The professor says that this way of doing stuff is more extensible and maintainable than having the view simply call a method on a business logic object. He says there is no coupling between the views and models because they don't know of each others' existence.

I think this is a worse kind of coupling, because the view and model have to use the same strings in order to work. If you remove a view or model, or make a typo in a string, you get no compile errors. It also makes the code a whole lot longer than I think it needs to be.

I want to discuss this with him, but he uses his industry experience to counter any argument that I, the inexperienced student, might make. Is there some advantage to his approach that I'm missing?


To clarify, I want to compare the above approach, with having the view be obviously coupled to the model.

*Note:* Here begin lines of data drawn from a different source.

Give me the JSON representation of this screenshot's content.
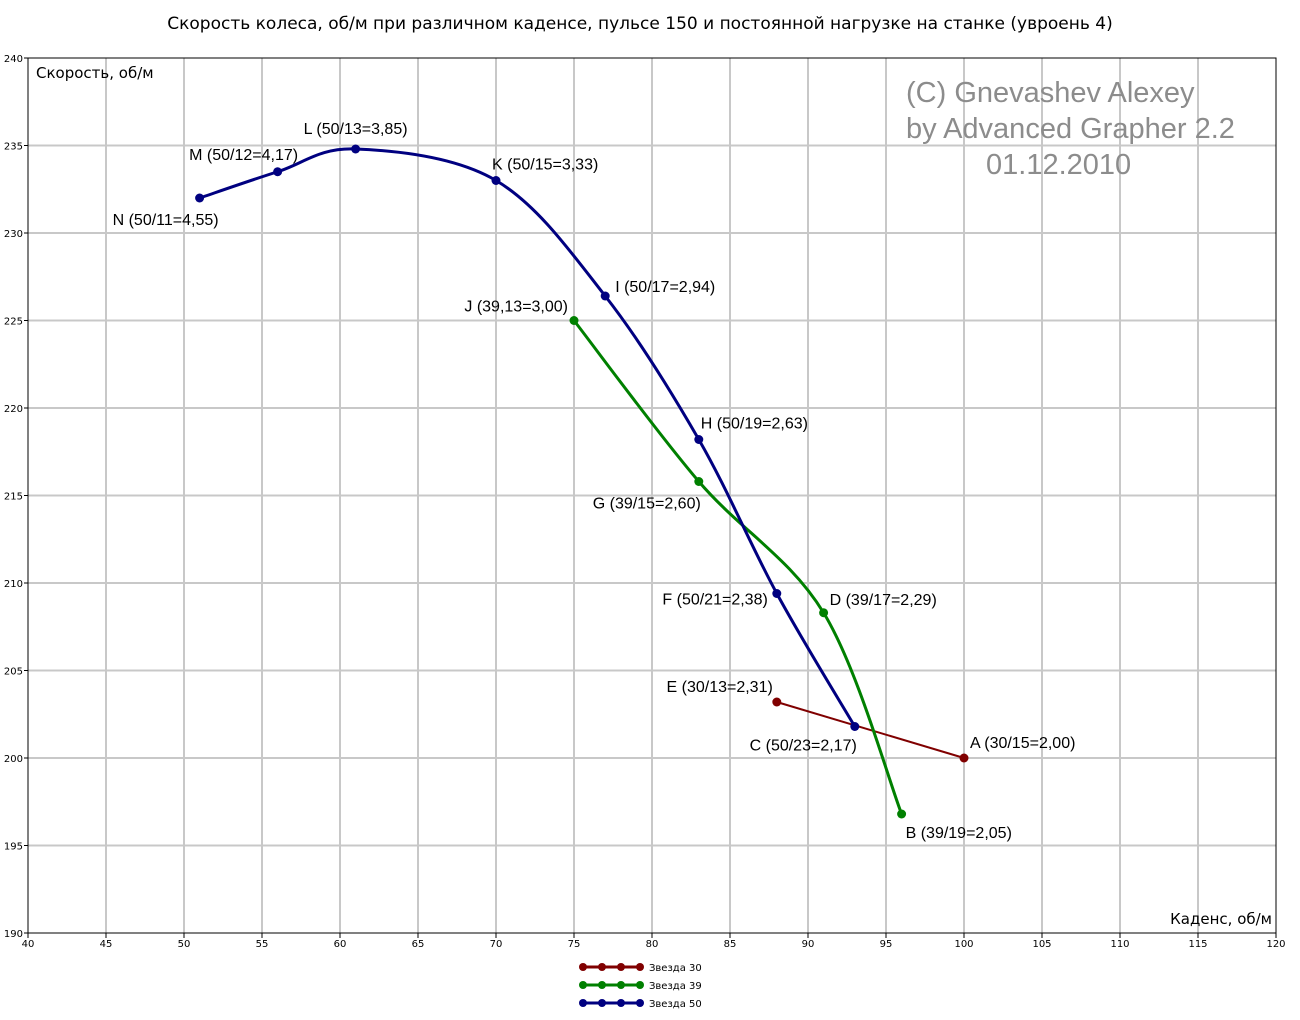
{
  "chart_data": {
    "type": "line",
    "title": "Скорость колеса, об/м при различном каденсе, пульсе 150 и постоянной нагрузке на станке (увроень 4)",
    "xlabel": "Каденс, об/м",
    "ylabel": "Скорость, об/м",
    "xlim": [
      40,
      120
    ],
    "ylim": [
      190,
      240
    ],
    "xticks": [
      "40",
      "45",
      "50",
      "55",
      "60",
      "65",
      "70",
      "75",
      "80",
      "85",
      "90",
      "95",
      "100",
      "105",
      "110",
      "115",
      "120"
    ],
    "yticks": [
      "190",
      "195",
      "200",
      "205",
      "210",
      "215",
      "220",
      "225",
      "230",
      "235",
      "240"
    ],
    "grid": true,
    "legend_position": "bottom-left",
    "series": [
      {
        "name": "Звезда 30",
        "color": "#800000",
        "points": [
          {
            "x": 88,
            "y": 203.2,
            "label": "E (30/13=2,31)"
          },
          {
            "x": 100,
            "y": 200.0,
            "label": "A (30/15=2,00)"
          }
        ]
      },
      {
        "name": "Звезда 39",
        "color": "#008000",
        "points": [
          {
            "x": 75,
            "y": 225.0,
            "label": "J (39,13=3,00)"
          },
          {
            "x": 83,
            "y": 215.8,
            "label": "G (39/15=2,60)"
          },
          {
            "x": 91,
            "y": 208.3,
            "label": "D (39/17=2,29)"
          },
          {
            "x": 96,
            "y": 196.8,
            "label": "B (39/19=2,05)"
          }
        ]
      },
      {
        "name": "Звезда 50",
        "color": "#000080",
        "points": [
          {
            "x": 51,
            "y": 232.0,
            "label": "N (50/11=4,55)"
          },
          {
            "x": 56,
            "y": 233.5,
            "label": "M (50/12=4,17)"
          },
          {
            "x": 61,
            "y": 234.8,
            "label": "L (50/13=3,85)"
          },
          {
            "x": 70,
            "y": 233.0,
            "label": "K (50/15=3,33)"
          },
          {
            "x": 77,
            "y": 226.4,
            "label": "I (50/17=2,94)"
          },
          {
            "x": 83,
            "y": 218.2,
            "label": "H (50/19=2,63)"
          },
          {
            "x": 88,
            "y": 209.4,
            "label": "F (50/21=2,38)"
          },
          {
            "x": 93,
            "y": 201.8,
            "label": "C (50/23=2,17)"
          }
        ]
      }
    ],
    "watermark": [
      "(C) Gnevashev Alexey",
      "by Advanced Grapher 2.2",
      "01.12.2010"
    ]
  }
}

For instance, you could pass the vehicle model object to the view, and then to change the "make" of the vehicle, do this:

vehicle.make = bicycleMakeField.getText();

This would reduce 15 lines of code that are currently ONLY used to set the make of the vehicle in one place, to a single readable line of code. (And since this kind of operation is done hundreds of times throughout the app, I think it would be a big win for readability as well as safety.)


Update

My team leader and I restructured the framework the way we wanted to do it using static typing, informed the professor, and ended up giving him a demo. He's generous enough to let us use our framework as long as we don't ask him for help, and if we can keep the rest of our team up to speed — which seems fair to us.

Best Answer

The approach your professor proposes is best described as stringly typed and is wrong on almost every level.

Coupling is best reduced by dependency inversion, which does so by a polymorphic dispatch, rather than hardwiring a number of cases.